QRIS Bisa Digunakan di China Mulai 30 April 2026

QRIS Bisa Digunakan di China Mulai 30 April 2026
Foto: Ilustrasi QRIS Bisa Digunakan di China Mulai 30 April 2026.

Wisatawan asal Indonesia kini tidak perlu lagi merasa kesulitan saat ingin bertransaksi di China. Mulai 30 April 2026, layanan Quick Response Code Indonesian Standard atau QRIS resmi dapat digunakan sebagai alat pembayaran sah di Negeri Tirai Bambu tersebut.

Langkah ini mengikuti kesuksesan implementasi QRIS di Korea Selatan yang sudah diresmikan lebih dulu pada awal April 2026. Seperti dilansir dari Detik Travel, kehadiran teknologi ini membuat pelancong bisa berbelanja dengan lebih praktis hanya melalui pemindaian kode QR lewat ponsel.

"Peluncuran Pusat Inovasi Digital Indonesia (PIDI): Hackathon dan Digdaya (Digital Talenta Berdaya dan Berkarya) dan QRIS Antarnegara Indonesia-China pada 30 April 2026," kata Gubernur Bank Indonesia (BI) Perry Warjiyo.

Hingga saat ini, infrastruktur sistem QRIS antarnegara antara Indonesia dan China telah mendapatkan dukungan dari puluhan penyelenggara jasa pembayaran. Tercatat ada 24 penyelenggara dari Indonesia yang terdiri atas 16 bank serta 8 lembaga non-bank yang siap memfasilitasi transaksi ini.

Di sisi lain, sistem pembayaran digital lintas negara ini juga didukung oleh 19 penyelenggara dari pihak China. Deputi Gubernur BI, Filianingsih Hendarta, memastikan bahwa seluruh aspek baik secara teknis maupun bisnis telah matang untuk diimplementasikan.

"Jadi pada dasarnya baik dari aspek teknis maupun aspek bisnis ini sudah siap untuk diimplementasikan jadi nanti istilahnya tanggal 30 kita akan gunting pita," ujar Filianingsih Hendarta.

Hasil Uji Coba Terbatas

Sebelum resmi diluncurkan secara publik, Bank Indonesia telah menjalankan fase uji coba terbatas atau sandboxing guna memastikan stabilitas sistem. Hasilnya menunjukkan minat yang sangat tinggi dari para pengguna selama periode pengujian tersebut.

Dalam masa uji coba tersebut, volume transaksi QRIS antara Indonesia dan China berhasil menembus angka 1,64 juta transaksi. Total nominal yang tercatat mencapai Rp 556 miliar, yang menjadi indikator kuat besarnya antusiasme masyarakat.

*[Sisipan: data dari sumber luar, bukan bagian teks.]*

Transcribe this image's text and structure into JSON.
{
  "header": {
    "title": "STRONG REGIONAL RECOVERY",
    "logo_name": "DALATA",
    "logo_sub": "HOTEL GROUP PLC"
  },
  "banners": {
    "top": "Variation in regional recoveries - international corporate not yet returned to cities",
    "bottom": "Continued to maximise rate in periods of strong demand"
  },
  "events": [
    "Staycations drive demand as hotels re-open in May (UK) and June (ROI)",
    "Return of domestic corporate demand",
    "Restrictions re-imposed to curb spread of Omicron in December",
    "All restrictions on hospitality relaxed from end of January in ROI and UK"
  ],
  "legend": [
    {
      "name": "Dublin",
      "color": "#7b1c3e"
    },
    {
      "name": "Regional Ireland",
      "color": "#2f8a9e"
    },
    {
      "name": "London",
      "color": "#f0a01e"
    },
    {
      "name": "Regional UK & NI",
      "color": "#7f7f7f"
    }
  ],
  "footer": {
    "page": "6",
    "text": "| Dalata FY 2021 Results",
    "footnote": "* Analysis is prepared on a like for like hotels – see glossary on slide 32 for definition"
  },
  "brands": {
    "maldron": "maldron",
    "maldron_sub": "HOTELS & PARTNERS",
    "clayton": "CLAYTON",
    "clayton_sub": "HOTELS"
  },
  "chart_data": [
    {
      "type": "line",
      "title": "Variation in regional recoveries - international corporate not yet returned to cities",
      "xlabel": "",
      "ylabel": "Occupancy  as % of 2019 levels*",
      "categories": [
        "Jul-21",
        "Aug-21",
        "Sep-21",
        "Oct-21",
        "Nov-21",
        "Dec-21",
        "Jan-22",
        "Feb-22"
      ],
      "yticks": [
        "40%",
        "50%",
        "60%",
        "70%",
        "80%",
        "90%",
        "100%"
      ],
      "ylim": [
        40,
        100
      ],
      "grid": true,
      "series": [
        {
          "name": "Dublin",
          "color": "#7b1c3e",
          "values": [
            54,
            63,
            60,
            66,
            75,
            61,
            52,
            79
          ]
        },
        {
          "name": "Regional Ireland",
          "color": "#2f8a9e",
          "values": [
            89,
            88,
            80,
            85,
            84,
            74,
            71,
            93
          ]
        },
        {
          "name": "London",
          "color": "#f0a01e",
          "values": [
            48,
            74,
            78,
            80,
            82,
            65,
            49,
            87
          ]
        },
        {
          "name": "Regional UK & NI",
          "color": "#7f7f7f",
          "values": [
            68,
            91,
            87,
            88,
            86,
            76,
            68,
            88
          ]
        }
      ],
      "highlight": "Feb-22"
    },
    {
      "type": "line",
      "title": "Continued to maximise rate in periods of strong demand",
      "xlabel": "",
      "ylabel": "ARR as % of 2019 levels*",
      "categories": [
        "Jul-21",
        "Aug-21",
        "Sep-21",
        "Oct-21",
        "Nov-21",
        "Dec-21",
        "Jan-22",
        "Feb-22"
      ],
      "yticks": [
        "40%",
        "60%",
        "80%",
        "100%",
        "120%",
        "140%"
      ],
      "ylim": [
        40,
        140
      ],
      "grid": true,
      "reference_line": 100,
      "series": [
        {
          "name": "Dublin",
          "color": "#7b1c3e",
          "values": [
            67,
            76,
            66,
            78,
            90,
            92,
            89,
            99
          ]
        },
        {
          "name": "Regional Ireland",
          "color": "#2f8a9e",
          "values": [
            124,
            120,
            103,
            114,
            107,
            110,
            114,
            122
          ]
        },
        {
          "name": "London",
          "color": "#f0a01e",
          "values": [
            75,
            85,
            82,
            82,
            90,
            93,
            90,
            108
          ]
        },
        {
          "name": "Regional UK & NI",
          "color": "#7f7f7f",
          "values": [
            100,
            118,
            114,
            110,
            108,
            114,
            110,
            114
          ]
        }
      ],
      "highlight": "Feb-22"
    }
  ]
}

"Kita lihat antusiasme dalam uji coba ini sangat besar ya. Ini baru sandboxing, baru uji cobanya. Jadi nanti pada saat launching ini mudah-mudahan akan lebih tinggi lagi," kata Fili.

Bank Indonesia menargetkan konektivitas ini dapat mempermudah mobilitas ekonomi, terutama bagi pelaku usaha mikro, kecil, dan menengah (UMKM). Selain itu, inovasi ini diharapkan mampu memberikan dampak positif bagi pertumbuhan sektor pariwisata di kedua negara.

Saat ini, QRIS antarnegara sudah dapat dinikmati di Singapura, Thailand, Malaysia, Jepang, dan Korea Selatan. Bank Indonesia terus berkomitmen memperluas jangkauan layanan ini ke negara lain seperti India dan Arab Saudi pada masa mendatang.